Ben Franklin Bridge a haven for runners, escapees for papal visit

Pope in Philly Benjamin Franklin Bridge
Dog Ben Franklin Bridge Sharon Lurye/PhillyVoice

A dog poses on a near-empty Ben Franklin Bridge on Saturday morning following the pope's arrival to Philadelphia.

Papal pilgrims were steady but sparse crossing the Ben Franklin Bridge from Camden Saturday morning. 

While several groups did make their way into the city by trekking the bridge, which is shut down for the weekend's festivities, those populating the area were a loose mix of runners, onlookers trying to spot a crowded Independence Hall and, in one case, escapees. 

Sam Rhoades, 36, and Meghan Butler, 37, were fleeing the city Saturday morning via the bridge after saying the papal activities were "too much."

Rhoades is a Catholic, but after spending two hours trying to find a way out of Philadelphia, decided to head into South Jersey and visit family.

pope ben franklin bridge
This couple decided to ditch the pope mania in Philly and walk to South Jersey. "It's too much," said Sam Rhoades, 36, pictured with Heather Butler, 37. (Sharon Lurye/PhillyVoice)

Others utilized the traffic-free bridge as a spot for training. 

Philadelphia resident Matt McAvoy, who is blind, was running with his friend as he prepared for the Philadelphia Marathon. He said being able to span the bridge without impediments was very convenient. 

Runners
Runners make their way across an empty Ben Franklin Bridge Saturday morning following the pope's arrival to Philadelphia. (Sharon Lurye/PhillyVoice)

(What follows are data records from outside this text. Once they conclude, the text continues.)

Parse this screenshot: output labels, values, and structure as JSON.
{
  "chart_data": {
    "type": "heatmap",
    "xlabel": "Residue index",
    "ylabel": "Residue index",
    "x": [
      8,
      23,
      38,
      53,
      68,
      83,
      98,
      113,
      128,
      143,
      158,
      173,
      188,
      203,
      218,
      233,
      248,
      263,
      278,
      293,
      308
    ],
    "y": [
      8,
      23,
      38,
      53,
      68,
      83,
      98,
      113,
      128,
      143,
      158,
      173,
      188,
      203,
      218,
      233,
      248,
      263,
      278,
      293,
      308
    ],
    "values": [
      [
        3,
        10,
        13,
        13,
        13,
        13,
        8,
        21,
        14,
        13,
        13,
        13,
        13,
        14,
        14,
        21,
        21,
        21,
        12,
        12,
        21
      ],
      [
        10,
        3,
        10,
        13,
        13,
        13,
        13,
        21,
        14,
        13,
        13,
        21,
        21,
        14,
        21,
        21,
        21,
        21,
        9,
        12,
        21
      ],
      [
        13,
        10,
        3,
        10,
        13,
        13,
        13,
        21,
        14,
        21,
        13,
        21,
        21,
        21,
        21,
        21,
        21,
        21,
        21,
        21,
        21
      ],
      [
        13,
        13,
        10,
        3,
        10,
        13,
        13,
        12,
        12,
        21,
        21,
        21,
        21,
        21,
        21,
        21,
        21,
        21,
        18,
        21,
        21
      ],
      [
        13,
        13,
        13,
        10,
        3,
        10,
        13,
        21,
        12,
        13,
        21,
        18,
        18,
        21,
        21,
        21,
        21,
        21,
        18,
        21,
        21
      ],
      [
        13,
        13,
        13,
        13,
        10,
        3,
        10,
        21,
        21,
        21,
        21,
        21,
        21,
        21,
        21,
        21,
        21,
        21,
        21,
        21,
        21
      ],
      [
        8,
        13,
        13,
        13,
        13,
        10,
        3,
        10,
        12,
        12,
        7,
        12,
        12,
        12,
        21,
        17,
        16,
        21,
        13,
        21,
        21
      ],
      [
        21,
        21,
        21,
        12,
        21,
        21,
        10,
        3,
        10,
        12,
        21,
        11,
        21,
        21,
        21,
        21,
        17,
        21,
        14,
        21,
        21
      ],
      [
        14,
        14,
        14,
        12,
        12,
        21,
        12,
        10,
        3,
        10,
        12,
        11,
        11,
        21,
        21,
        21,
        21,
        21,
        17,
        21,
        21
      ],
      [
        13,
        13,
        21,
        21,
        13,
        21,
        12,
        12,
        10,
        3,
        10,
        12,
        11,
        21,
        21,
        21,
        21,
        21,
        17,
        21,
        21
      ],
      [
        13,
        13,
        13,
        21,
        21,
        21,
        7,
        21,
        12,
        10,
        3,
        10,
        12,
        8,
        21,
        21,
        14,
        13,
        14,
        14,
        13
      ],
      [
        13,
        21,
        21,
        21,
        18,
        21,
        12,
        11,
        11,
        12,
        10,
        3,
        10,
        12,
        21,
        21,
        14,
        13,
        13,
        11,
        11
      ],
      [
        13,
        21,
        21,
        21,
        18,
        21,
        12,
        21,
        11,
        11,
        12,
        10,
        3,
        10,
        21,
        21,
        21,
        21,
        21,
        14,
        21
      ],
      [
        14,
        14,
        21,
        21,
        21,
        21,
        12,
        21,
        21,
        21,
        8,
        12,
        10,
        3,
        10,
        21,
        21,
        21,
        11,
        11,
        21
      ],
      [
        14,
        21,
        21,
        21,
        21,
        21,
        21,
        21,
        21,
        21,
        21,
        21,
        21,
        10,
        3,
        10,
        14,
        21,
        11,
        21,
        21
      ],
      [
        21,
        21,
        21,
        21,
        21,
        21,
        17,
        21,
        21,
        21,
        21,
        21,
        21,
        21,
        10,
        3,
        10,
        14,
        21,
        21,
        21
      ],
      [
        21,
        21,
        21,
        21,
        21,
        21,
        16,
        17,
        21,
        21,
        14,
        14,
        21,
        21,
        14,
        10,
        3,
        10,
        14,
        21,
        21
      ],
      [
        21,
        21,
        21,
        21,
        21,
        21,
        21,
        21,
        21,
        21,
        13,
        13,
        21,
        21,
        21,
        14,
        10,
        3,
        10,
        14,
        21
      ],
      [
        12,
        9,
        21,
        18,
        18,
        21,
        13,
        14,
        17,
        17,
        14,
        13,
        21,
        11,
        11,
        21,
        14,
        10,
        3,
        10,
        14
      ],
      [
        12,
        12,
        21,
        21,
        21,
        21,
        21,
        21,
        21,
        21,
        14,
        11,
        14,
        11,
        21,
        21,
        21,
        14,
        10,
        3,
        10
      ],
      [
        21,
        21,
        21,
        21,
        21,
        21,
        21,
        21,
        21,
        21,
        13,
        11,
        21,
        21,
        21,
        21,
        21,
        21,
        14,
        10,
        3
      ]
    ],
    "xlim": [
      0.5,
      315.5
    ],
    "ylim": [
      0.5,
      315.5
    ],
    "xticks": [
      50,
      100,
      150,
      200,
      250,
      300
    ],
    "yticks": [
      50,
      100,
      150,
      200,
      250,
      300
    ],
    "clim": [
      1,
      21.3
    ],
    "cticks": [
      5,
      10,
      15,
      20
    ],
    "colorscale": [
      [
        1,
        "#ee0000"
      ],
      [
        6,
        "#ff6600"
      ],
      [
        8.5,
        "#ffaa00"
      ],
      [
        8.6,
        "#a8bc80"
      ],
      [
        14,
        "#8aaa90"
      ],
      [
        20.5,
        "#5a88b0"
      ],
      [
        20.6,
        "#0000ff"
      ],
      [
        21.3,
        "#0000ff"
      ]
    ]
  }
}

The roadway was not completely void of faithful travelers. One group from Florence, New Jersey, took the River Line into Camden to walk across the bridge. 

The group of about a half-dozen said they wanted the "full Pope Francis experience," but also noted that their trip into the city was mostly empty of other pilgrims. 

The entrance to the bridge was also the scene of several groups, including one church from upstate New York and several college students, hoping for a better view of Independence Hall. 

As the morning wore on, more began trickling in. Howard Terry, who accompanied a group from West Virginia, noted that he expected more people to be crossing the bridge but expected the size of pilgrims using the bridge to come through to grow as the day continued.

From the bridge, you could hear the sound of the Mass Pope Francis was presiding over at the Cathedral Basilica of Saints Peter and Paul, including the singing of the choir. 

"It sounds very holy on this side of the river," said Lucas Tatham, also from West Virginia.